Get Permission Gosai and Verma: Effects of passive smoking on pulmonary functions of individuals in an urban area


Introduction

Cigarette smoking has been identified as the single most important source of premature mortality.1, 2, 3, 4, 5 Tobacco smoke contains over 4000 chemicals in the forms of particles and gases.2 When burned, cigarettes create more than 7,000 chemicals. At least 69 of these chemicals are known to cause cancer, and many are toxic.

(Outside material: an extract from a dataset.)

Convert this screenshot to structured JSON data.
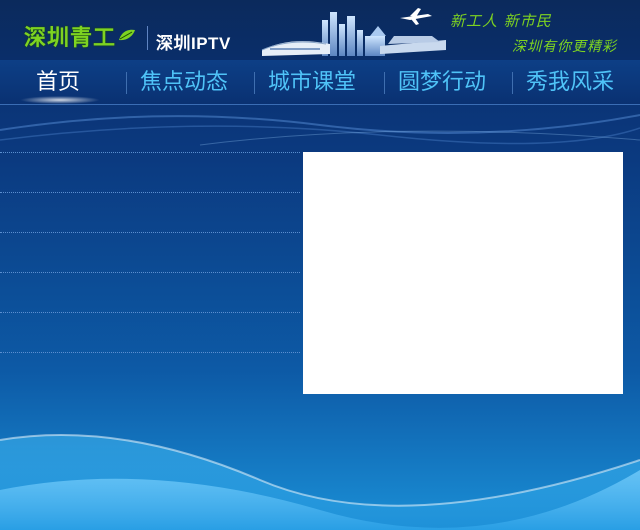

Passive smoking or environmental tobacco smoke (ETS) exposure has been variously described as ‘second-hand smoke’ or ‘involuntary smoking’. ETS comprises the amount of tobacco smoke which is not inhaled by the smoker (sidestream smoke-SS), as well as the portion of inhaled smoke (mainstream smoke) which is not retained in the smoker's lung, and is exhaled into the environment. In enclosed spaces, smoke accumulates, and the concentration varies with the number of smokers, with the type of smoking, and with the characteristics of the room, especially the ventilation. Although the exposures to active smoke and ETS are not identical, the latter appears to include most tobacco combustion byproducts, including irritants, and carcinogens.6, 7, 8

The most popular Indian smoking product is “bidi” (also spelled as beedi). Bidis are made of crude sun-dried tobacco wrapped in a dried Tendu (Dyospyros melanoxylon) leaf. Another smoking product used in different parts of India is “chillum” or “hooka”, which resembles a pipe made of clay. Tobacco is burnt along with molasses and coal, and smoked either directly or through a long pipe with smoke passing through a water container. The amount of nicotine and tobacco alkaloids present in the mainstream smoke (MS) of these vernacular tobacco products is likely to be different from those present in the MS of standard cigarettes because of the differences in their design (e.g. water acts as a filter in hooka and no filter exists in most bidis). Smoke causes an increase in the number of pulmonary alveolar macrophages (PAM). Macrophages release a chemical substance that attracts leucocytes in lung. Leucocytes in turn release proteases including elastase which attack elastic tissue in lung. Normally alpha-1 antitrypsin inactivates elastase and other proteases. Alpha-1 antitrypsin is inactivated by oxygen radicals which are released by the leucocytes leading to protease antiprotease imbalance with increased destruction of lung tissue. Exposure to passive smoking is associated with diverse health effects in nonsmokers. These adverse health outcomes include heart disease, lung cancer, asthma, chronic obstructive pulmonary disease (COPD), and upper airway problems.9, 10, 11, 12, 13, 14, 15, 16 Few studies have been conducted to study the effect of ETS on pulmonary function in developing countries like India,17, 18 Environmental conditions like overcrowding, poor ventilation in homes and cramped livings conditions, the health effects of ETS exposure may be even more pronounced. Moreover, the effects of ETS exposure on children important aspects, as their respiratory and immune systems are still in developmental stages, possibly putting them at high risk of being affected by passive smoke. Such environment is more common in developing countries like India, because of its large population. In this study we evaluated the effects of exposure to passive smoking among young adults.

Materials and Methods

The study was carried out at department of physiology, Nootan medical College and Research Center, Visnagar. It was a cross-sectional study. The present study was composed of smokers, passive smokers and nonsmokers (control), aged between 17 and 25 years. Only healthy male subjects were included in the present study. No female subjects were included. The subjects selected for present study were recruited from our institution. Ninety healthy individuals were placed in three different groups on the basis of questionnaire (Group A active smoker, Group B passive smoker Group C control). The study was approved by the Institutional ethics committee (Approval No: 16-03/07/2015) and an informed consent was taken from all the subjects after explaining the test procedures and the goal of the study. Experiments were done in accordance with Helsinki declaration of 1975.

Study group

  1. Group A (Actives smokers-male); individuals with history of cigarette smoking more than three year were considered as active smokers

  2. Group B (Passive smokers-male); Non-smoking male subjects those who lived with at least one smoker or interacted with a smoker at work for at least three years prior to the study.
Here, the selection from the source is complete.